Eligibility Criteria
Ages Eligible for Study
2 years and older (Child, Adult, Older Adult)
Accepts Healthy Volunteers
No
Sampling Method
Non-Probability Sample
Study Population
Chinese patients at least 2 years old with mild to moderate atopic dermatitis affecting sensitive skin areas
Description
Inclusion Criteria:
- Patients of Chinese ethnicity
- Patients at least 2 years old
- Signed informed consent from patient and if applicable from parent(s) or legal guardian(s) in compliance with local requirements
- Patients with mild to moderate AD and depending on the age:
Patients 2-12 years must have:
- SCORAD Index < 50
Patients 13 years and older must have:
- Affecting sensitive skin areas (e.g. face, intertriginous sites, anogenital area)
- SCORAD Index < 50 and IGA in sensitive skin areas ≤ 3
Exclusion Criteria:
- Patients for whom Elidel® is not recommended accordingly to the Package Insert
- Patients with severe atopic dermatitis (SCORAD Index ≥ 50 or IGA in sensitive skin > 3)

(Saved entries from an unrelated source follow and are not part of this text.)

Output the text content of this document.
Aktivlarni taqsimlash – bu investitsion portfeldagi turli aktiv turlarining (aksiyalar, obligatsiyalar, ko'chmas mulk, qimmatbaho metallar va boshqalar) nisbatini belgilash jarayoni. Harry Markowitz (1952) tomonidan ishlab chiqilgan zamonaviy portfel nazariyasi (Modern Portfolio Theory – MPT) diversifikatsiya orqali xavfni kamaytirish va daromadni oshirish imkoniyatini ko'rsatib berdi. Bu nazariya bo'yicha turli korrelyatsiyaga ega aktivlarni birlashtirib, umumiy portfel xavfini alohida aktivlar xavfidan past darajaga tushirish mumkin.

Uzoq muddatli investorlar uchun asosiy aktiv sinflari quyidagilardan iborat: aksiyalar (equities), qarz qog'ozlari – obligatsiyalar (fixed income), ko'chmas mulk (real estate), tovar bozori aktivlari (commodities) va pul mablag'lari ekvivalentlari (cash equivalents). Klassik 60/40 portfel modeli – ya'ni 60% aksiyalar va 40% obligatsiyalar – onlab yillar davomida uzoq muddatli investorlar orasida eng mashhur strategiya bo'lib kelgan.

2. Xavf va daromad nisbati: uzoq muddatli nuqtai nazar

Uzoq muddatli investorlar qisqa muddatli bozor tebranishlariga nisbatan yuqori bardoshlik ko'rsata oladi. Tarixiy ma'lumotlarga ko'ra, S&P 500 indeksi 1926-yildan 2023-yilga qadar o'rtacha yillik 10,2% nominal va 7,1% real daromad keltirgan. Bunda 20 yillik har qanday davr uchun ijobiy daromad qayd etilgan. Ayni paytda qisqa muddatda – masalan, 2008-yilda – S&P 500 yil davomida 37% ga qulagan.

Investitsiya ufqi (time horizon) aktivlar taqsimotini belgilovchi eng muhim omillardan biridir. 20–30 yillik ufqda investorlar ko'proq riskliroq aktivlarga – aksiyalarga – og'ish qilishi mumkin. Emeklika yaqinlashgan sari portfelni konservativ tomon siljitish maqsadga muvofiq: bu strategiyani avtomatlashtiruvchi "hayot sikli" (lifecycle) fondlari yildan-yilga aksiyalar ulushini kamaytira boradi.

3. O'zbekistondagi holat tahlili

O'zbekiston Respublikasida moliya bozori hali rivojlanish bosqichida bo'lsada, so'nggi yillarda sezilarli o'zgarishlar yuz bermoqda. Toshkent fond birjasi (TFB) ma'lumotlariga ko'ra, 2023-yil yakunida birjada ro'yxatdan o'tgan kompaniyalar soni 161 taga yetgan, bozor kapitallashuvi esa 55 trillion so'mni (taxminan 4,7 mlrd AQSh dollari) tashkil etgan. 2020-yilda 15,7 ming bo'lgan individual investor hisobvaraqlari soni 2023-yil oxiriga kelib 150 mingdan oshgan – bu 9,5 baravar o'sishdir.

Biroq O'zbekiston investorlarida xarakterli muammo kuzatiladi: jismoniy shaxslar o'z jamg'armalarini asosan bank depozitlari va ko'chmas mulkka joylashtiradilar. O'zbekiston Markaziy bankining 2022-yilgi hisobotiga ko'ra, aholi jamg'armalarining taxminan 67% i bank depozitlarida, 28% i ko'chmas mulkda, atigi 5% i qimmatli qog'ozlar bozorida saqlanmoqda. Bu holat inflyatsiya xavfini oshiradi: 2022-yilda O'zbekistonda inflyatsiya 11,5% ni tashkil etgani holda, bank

- Receiving systemic glucocorticoids, antibiotics, antifungals, immunomodulators, inhibitors, antihistamines and ultraviolet radiation therapy within the last 4 weeks before inclusion;
- Receiving any topical AD-effective drugs within the last 2 weeks before inclusion;
- Pregnant and/or breastfeeding women
- Patients or parent(s) / legal guardian (as applicable) that are not able to fulfil study requirements according to physician's opinion
- Patients or parent(s) / legal guardian (as applicable) that refuse to participate to the study
Study Plan
This section provides details of the study plan, including how the study is designed and what the study is measuring.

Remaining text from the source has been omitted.